Hillary Clinton Thinks Donald Trump Will Run For President Again: 'Could Be the End of Our Democracy'

"If I were a betting person right now, I'd say Trump is going to run again," Clinton said on Sunday TODAY with Willie Geist

Hillary Clinton; Donald Trump
Hillary Clinton (left), Donald Trump. Photo: Charles Sykes/Bravo/NBCU Photo Bank via Getty Images; Win McNamee/Getty Images

While many have speculated about whether or not Donald Trump will actually launch another campaign for president, his former political rival believes he will — and says it could be catastrophic for American democracy.

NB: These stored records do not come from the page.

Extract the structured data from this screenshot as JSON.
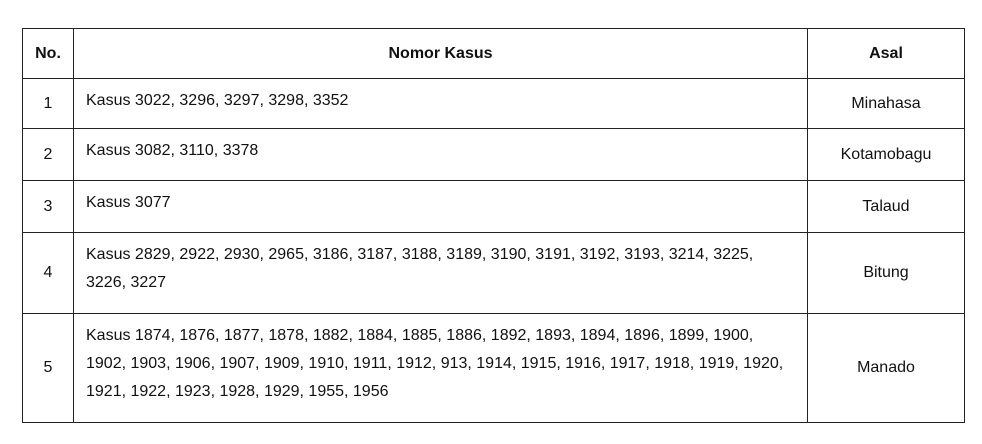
{
  "table": {
    "headers": [
      "No.",
      "Nomor Kasus",
      "Asal"
    ],
    "rows": [
      [
        "1",
        "Kasus 3022, 3296, 3297, 3298, 3352",
        "Minahasa"
      ],
      [
        "2",
        "Kasus 3082, 3110, 3378",
        "Kotamobagu"
      ],
      [
        "3",
        "Kasus 3077",
        "Talaud"
      ],
      [
        "4",
        "Kasus 2829, 2922, 2930, 2965, 3186, 3187, 3188, 3189, 3190, 3191, 3192, 3193, 3214, 3225, 3226, 3227",
        "Bitung"
      ],
      [
        "5",
        "Kasus 1874, 1876, 1877, 1878, 1882, 1884, 1885, 1886, 1892, 1893, 1894, 1896, 1899, 1900, 1902, 1903, 1906, 1907, 1909, 1910, 1911, 1912, 913, 1914, 1915, 1916, 1917, 1918, 1919, 1920, 1921, 1922, 1923, 1928, 1929, 1955, 1956",
        "Manado"
      ]
    ]
  }
}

In an interview that aired over the weekend on Sunday TODAY with Willie Geist, Hillary Clinton said "If I were a betting person right now, I'd say Trump is going to run again."

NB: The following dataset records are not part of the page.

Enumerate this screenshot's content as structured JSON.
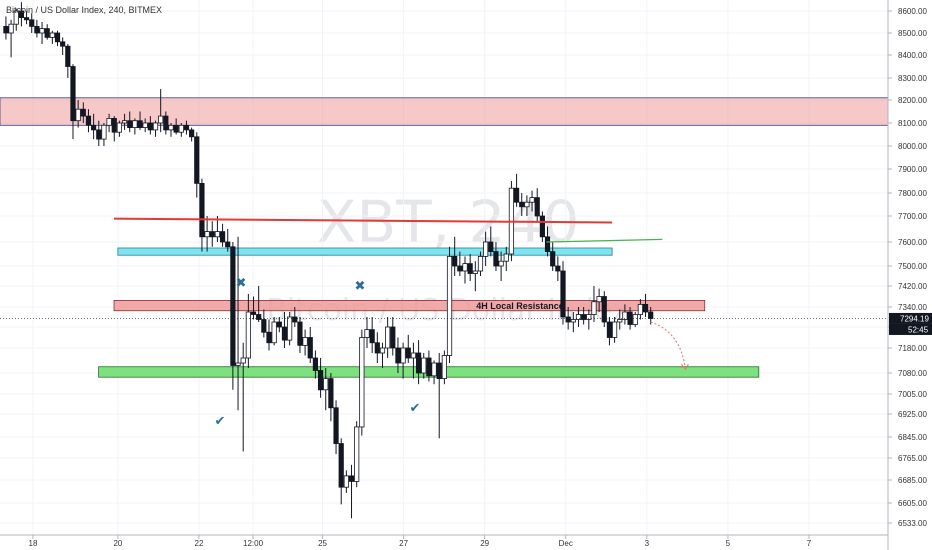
{
  "header": {
    "title": "Bitcoin / US Dollar Index, 240, BITMEX"
  },
  "watermark": {
    "symbol": "XBT, 240",
    "name": "Bitcoin / US Dollar Index"
  },
  "price_axis": {
    "current_price": "7294.19",
    "countdown": "52:45",
    "current_price_color": "#131722",
    "countdown_color": "#131722"
  },
  "colors": {
    "up_candle": "#ffffff",
    "down_candle": "#131722",
    "resistance_zone": "#ef9a9a",
    "support_zone": "#66dd66",
    "mid_zone": "#66e0f0",
    "red_line": "#e53935",
    "green_line": "#4caf50",
    "mark_color": "#2c6e96",
    "projection": "#e57373"
  },
  "annotations": {
    "local_resistance_label": "4H Local Resistance",
    "x_mark": "✖",
    "check_mark": "✔"
  },
  "chart_data": {
    "type": "candlestick",
    "title": "Bitcoin / US Dollar Index, 240, BITMEX",
    "ylim": [
      6480,
      8680
    ],
    "y_ticks": [
      {
        "value": 8600,
        "label": "8600.00"
      },
      {
        "value": 8500,
        "label": "8500.00"
      },
      {
        "value": 8400,
        "label": "8400.00"
      },
      {
        "value": 8300,
        "label": "8300.00"
      },
      {
        "value": 8200,
        "label": "8200.00"
      },
      {
        "value": 8100,
        "label": "8100.00"
      },
      {
        "value": 8000,
        "label": "8000.00"
      },
      {
        "value": 7900,
        "label": "7900.00"
      },
      {
        "value": 7800,
        "label": "7800.00"
      },
      {
        "value": 7700,
        "label": "7700.00"
      },
      {
        "value": 7600,
        "label": "7600.00"
      },
      {
        "value": 7500,
        "label": "7500.00"
      },
      {
        "value": 7420,
        "label": "7420.00"
      },
      {
        "value": 7340,
        "label": "7340.00"
      },
      {
        "value": 7260,
        "label": "7260.00"
      },
      {
        "value": 7180,
        "label": "7180.00"
      },
      {
        "value": 7080,
        "label": "7080.00"
      },
      {
        "value": 7005,
        "label": "7005.00"
      },
      {
        "value": 6925,
        "label": "6925.00"
      },
      {
        "value": 6845,
        "label": "6845.00"
      },
      {
        "value": 6765,
        "label": "6765.00"
      },
      {
        "value": 6685,
        "label": "6685.00"
      },
      {
        "value": 6605,
        "label": "6605.00"
      },
      {
        "value": 6533,
        "label": "6533.00"
      }
    ],
    "x_ticks": [
      "18",
      "20",
      "22",
      "12:00",
      "25",
      "27",
      "29",
      "Dec",
      "3",
      "5",
      "7"
    ],
    "x_tick_index": [
      7,
      29,
      50,
      64,
      82,
      103,
      124,
      145,
      166,
      187,
      208
    ],
    "bar_count": 230,
    "candles": [
      [
        8530,
        8575,
        8470,
        8500
      ],
      [
        8500,
        8560,
        8390,
        8540
      ],
      [
        8540,
        8610,
        8510,
        8600
      ],
      [
        8600,
        8640,
        8530,
        8570
      ],
      [
        8570,
        8600,
        8540,
        8560
      ],
      [
        8560,
        8590,
        8500,
        8530
      ],
      [
        8530,
        8560,
        8480,
        8500
      ],
      [
        8500,
        8550,
        8450,
        8520
      ],
      [
        8520,
        8540,
        8470,
        8480
      ],
      [
        8480,
        8510,
        8450,
        8500
      ],
      [
        8500,
        8510,
        8440,
        8460
      ],
      [
        8460,
        8480,
        8400,
        8440
      ],
      [
        8440,
        8450,
        8300,
        8350
      ],
      [
        8350,
        8360,
        8030,
        8110
      ],
      [
        8110,
        8200,
        8080,
        8160
      ],
      [
        8160,
        8190,
        8100,
        8130
      ],
      [
        8130,
        8160,
        8060,
        8090
      ],
      [
        8090,
        8140,
        8030,
        8070
      ],
      [
        8070,
        8110,
        8000,
        8030
      ],
      [
        8030,
        8100,
        8000,
        8090
      ],
      [
        8090,
        8140,
        8060,
        8120
      ],
      [
        8120,
        8130,
        8020,
        8060
      ],
      [
        8060,
        8110,
        8040,
        8100
      ],
      [
        8100,
        8140,
        8070,
        8110
      ],
      [
        8110,
        8150,
        8060,
        8080
      ],
      [
        8080,
        8120,
        8050,
        8110
      ],
      [
        8110,
        8150,
        8070,
        8080
      ],
      [
        8080,
        8120,
        8060,
        8100
      ],
      [
        8100,
        8130,
        8050,
        8070
      ],
      [
        8070,
        8110,
        8040,
        8100
      ],
      [
        8100,
        8250,
        8060,
        8130
      ],
      [
        8130,
        8150,
        8050,
        8070
      ],
      [
        8070,
        8100,
        8040,
        8090
      ],
      [
        8090,
        8120,
        8050,
        8060
      ],
      [
        8060,
        8100,
        8040,
        8090
      ],
      [
        8090,
        8110,
        8050,
        8070
      ],
      [
        8070,
        8080,
        8020,
        8040
      ],
      [
        8040,
        8060,
        7780,
        7840
      ],
      [
        7840,
        7860,
        7560,
        7620
      ],
      [
        7620,
        7700,
        7560,
        7640
      ],
      [
        7640,
        7680,
        7580,
        7620
      ],
      [
        7620,
        7700,
        7600,
        7640
      ],
      [
        7640,
        7670,
        7580,
        7600
      ],
      [
        7600,
        7650,
        7560,
        7580
      ],
      [
        7580,
        7600,
        7020,
        7110
      ],
      [
        7110,
        7620,
        6940,
        7120
      ],
      [
        7120,
        7200,
        6790,
        7140
      ],
      [
        7140,
        7390,
        7100,
        7320
      ],
      [
        7320,
        7380,
        7290,
        7310
      ],
      [
        7310,
        7420,
        7280,
        7290
      ],
      [
        7290,
        7330,
        7220,
        7240
      ],
      [
        7240,
        7290,
        7170,
        7200
      ],
      [
        7200,
        7300,
        7190,
        7280
      ],
      [
        7280,
        7300,
        7240,
        7260
      ],
      [
        7260,
        7320,
        7180,
        7210
      ],
      [
        7210,
        7320,
        7190,
        7300
      ],
      [
        7300,
        7340,
        7260,
        7280
      ],
      [
        7280,
        7300,
        7160,
        7190
      ],
      [
        7190,
        7250,
        7150,
        7220
      ],
      [
        7220,
        7260,
        7120,
        7140
      ],
      [
        7140,
        7170,
        7060,
        7090
      ],
      [
        7090,
        7140,
        6990,
        7020
      ],
      [
        7020,
        7100,
        6940,
        7060
      ],
      [
        7060,
        7080,
        6900,
        6950
      ],
      [
        6950,
        6980,
        6780,
        6820
      ],
      [
        6820,
        6840,
        6600,
        6660
      ],
      [
        6660,
        6720,
        6640,
        6700
      ],
      [
        6700,
        6740,
        6550,
        6680
      ],
      [
        6680,
        6900,
        6660,
        6880
      ],
      [
        6880,
        7250,
        6850,
        7220
      ],
      [
        7220,
        7300,
        7180,
        7250
      ],
      [
        7250,
        7300,
        7160,
        7200
      ],
      [
        7200,
        7240,
        7120,
        7160
      ],
      [
        7160,
        7200,
        7100,
        7180
      ],
      [
        7180,
        7300,
        7140,
        7260
      ],
      [
        7260,
        7300,
        7150,
        7180
      ],
      [
        7180,
        7220,
        7080,
        7120
      ],
      [
        7120,
        7200,
        7060,
        7180
      ],
      [
        7180,
        7230,
        7120,
        7140
      ],
      [
        7140,
        7200,
        7060,
        7160
      ],
      [
        7160,
        7210,
        7040,
        7080
      ],
      [
        7080,
        7160,
        7060,
        7140
      ],
      [
        7140,
        7170,
        7050,
        7070
      ],
      [
        7070,
        7130,
        7040,
        7120
      ],
      [
        7120,
        7160,
        6840,
        7060
      ],
      [
        7060,
        7170,
        7040,
        7150
      ],
      [
        7150,
        7580,
        7120,
        7540
      ],
      [
        7540,
        7620,
        7460,
        7500
      ],
      [
        7500,
        7560,
        7460,
        7480
      ],
      [
        7480,
        7540,
        7430,
        7510
      ],
      [
        7510,
        7550,
        7440,
        7470
      ],
      [
        7470,
        7520,
        7400,
        7480
      ],
      [
        7480,
        7560,
        7460,
        7540
      ],
      [
        7540,
        7640,
        7500,
        7600
      ],
      [
        7600,
        7660,
        7540,
        7560
      ],
      [
        7560,
        7600,
        7480,
        7500
      ],
      [
        7500,
        7560,
        7440,
        7520
      ],
      [
        7520,
        7580,
        7480,
        7550
      ],
      [
        7550,
        7850,
        7520,
        7820
      ],
      [
        7820,
        7880,
        7740,
        7760
      ],
      [
        7760,
        7800,
        7700,
        7740
      ],
      [
        7740,
        7790,
        7700,
        7760
      ],
      [
        7760,
        7810,
        7720,
        7780
      ],
      [
        7780,
        7820,
        7680,
        7700
      ],
      [
        7700,
        7720,
        7600,
        7620
      ],
      [
        7620,
        7660,
        7540,
        7560
      ],
      [
        7560,
        7600,
        7480,
        7500
      ],
      [
        7500,
        7540,
        7440,
        7480
      ],
      [
        7480,
        7520,
        7270,
        7300
      ],
      [
        7300,
        7340,
        7250,
        7280
      ],
      [
        7280,
        7320,
        7240,
        7290
      ],
      [
        7290,
        7340,
        7260,
        7310
      ],
      [
        7310,
        7340,
        7270,
        7290
      ],
      [
        7290,
        7330,
        7250,
        7310
      ],
      [
        7310,
        7420,
        7280,
        7360
      ],
      [
        7360,
        7410,
        7320,
        7380
      ],
      [
        7380,
        7400,
        7260,
        7280
      ],
      [
        7280,
        7300,
        7190,
        7220
      ],
      [
        7220,
        7300,
        7200,
        7280
      ],
      [
        7280,
        7330,
        7250,
        7290
      ],
      [
        7290,
        7350,
        7270,
        7320
      ],
      [
        7320,
        7340,
        7250,
        7270
      ],
      [
        7270,
        7320,
        7260,
        7310
      ],
      [
        7310,
        7370,
        7290,
        7350
      ],
      [
        7350,
        7390,
        7300,
        7320
      ],
      [
        7320,
        7340,
        7270,
        7294
      ]
    ],
    "zones": [
      {
        "name": "upper-resistance",
        "from": 8090,
        "to": 8210,
        "bar_start": 0,
        "bar_end": 230
      },
      {
        "name": "mid-level",
        "from": 7545,
        "to": 7575,
        "bar_start": 29,
        "bar_end": 157
      },
      {
        "name": "local-resistance",
        "from": 7325,
        "to": 7365,
        "bar_start": 28,
        "bar_end": 181
      },
      {
        "name": "support",
        "from": 7065,
        "to": 7105,
        "bar_start": 24,
        "bar_end": 195
      }
    ],
    "lines": [
      {
        "name": "red-trend",
        "y1": 7690,
        "y2": 7675,
        "bar_start": 28,
        "bar_end": 157
      },
      {
        "name": "green-trend",
        "y1": 7600,
        "y2": 7610,
        "bar_start": 140,
        "bar_end": 170
      }
    ],
    "projection": {
      "bar_start": 167,
      "bar_end": 176,
      "y_start": 7280,
      "y_end": 7095
    }
  }
}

"He seems to be setting himself up to do that, and if he's not held accountable, he gets to do it again," the 74-year-old former secretary of state told Geist.

As for what another Trump run for office would mean for America, Clinton didn't mince words.

"I think that could be the end of our democracy," she said. "Not to be too pointed about it, but I want people to understand that this could be a make-or-break point. If he or someone of his ilk were once again to be elected president, especially if he had a Congress that would do his bidding, you will not recognize our country."

While Clinton is confident the 75-year-old Trump will attempt another run for the presidency, others are less sure.

John Kelly, who served as Trump's chief of staff from 2017 until 2019, said in a new report from The Atlantic, "Trump won't run."

Another member of Trump's cabinet, former National Security Advisor John Bolton, echoed Kelly's sentiment, telling Britain's ITV in November: "He knows deep inside, although he will never admit it, he did lose in 2020 and very much fears losing in 2024, because if he hates anything in the world, he hates being called a loser. He will talk about running incessantly until the very last moment because if he were ever to say he was not going to be a candidate, it would turn the spotlight off, and he doesn't like that either."

Since leaving office, Trump has left the door open to another run, telling the audience at the Conservative Political Action Conference that his "incredible journey" was "far from over."

While visiting first responders in New York on Sept. 11, he also indicated that he's made a decision and gave the impression that he'll run. "For me, it's an easy question … I know what I'm going to do," he said, adding, "I think you're going to be happy, let me put it that way. I think you're going to be very happy."

Clinton lost the Democratic presidential nomination in 2008 to Barack Obama and went on to become the party's nominee in 2016. She was ultimately defeated by Trump that year.

Speaking to Geist in the Sunday interview, Clinton said she has had moments of guilt since losing the election to Trump.

"I tried to warn people," she said. "I tried to make the case that this was really dangerous — the people he was allied with, what they were saying, what he might do. I do think but for Jim Comey and the stunt he pulled 10 days before the election, I would have won."

Comey, the former FBI director, wrote a letter just 11 days before the election, notifying Congress that the FBI was reopening its investigation into the private email server Clinton used as secretary of state. That investigation ultimately found no "deliberate mishandling" of classified information.

In her new MasterClass talk on the power of resilience, Clinton shared the speech she planned to give had she won the 2016 Presidential election.

"My fellow Americans, today you sent a message to the whole world: Our values endure. Our democracy stands strong. And our motto remains: e pluribus unum. Out of many, one" she said.

She continued elsewhere in the speech: "I've met little boys and girls who didn't understand why a woman has never been president before. Now they know, and the world knows, that in America, every boy and every girl can grow up to be whatever they dream — even president of the United States.

"This is a victory for all Americans. Men and women. Boys and girls. Because as our country has proven once again, when there are no ceilings, the sky's the limit."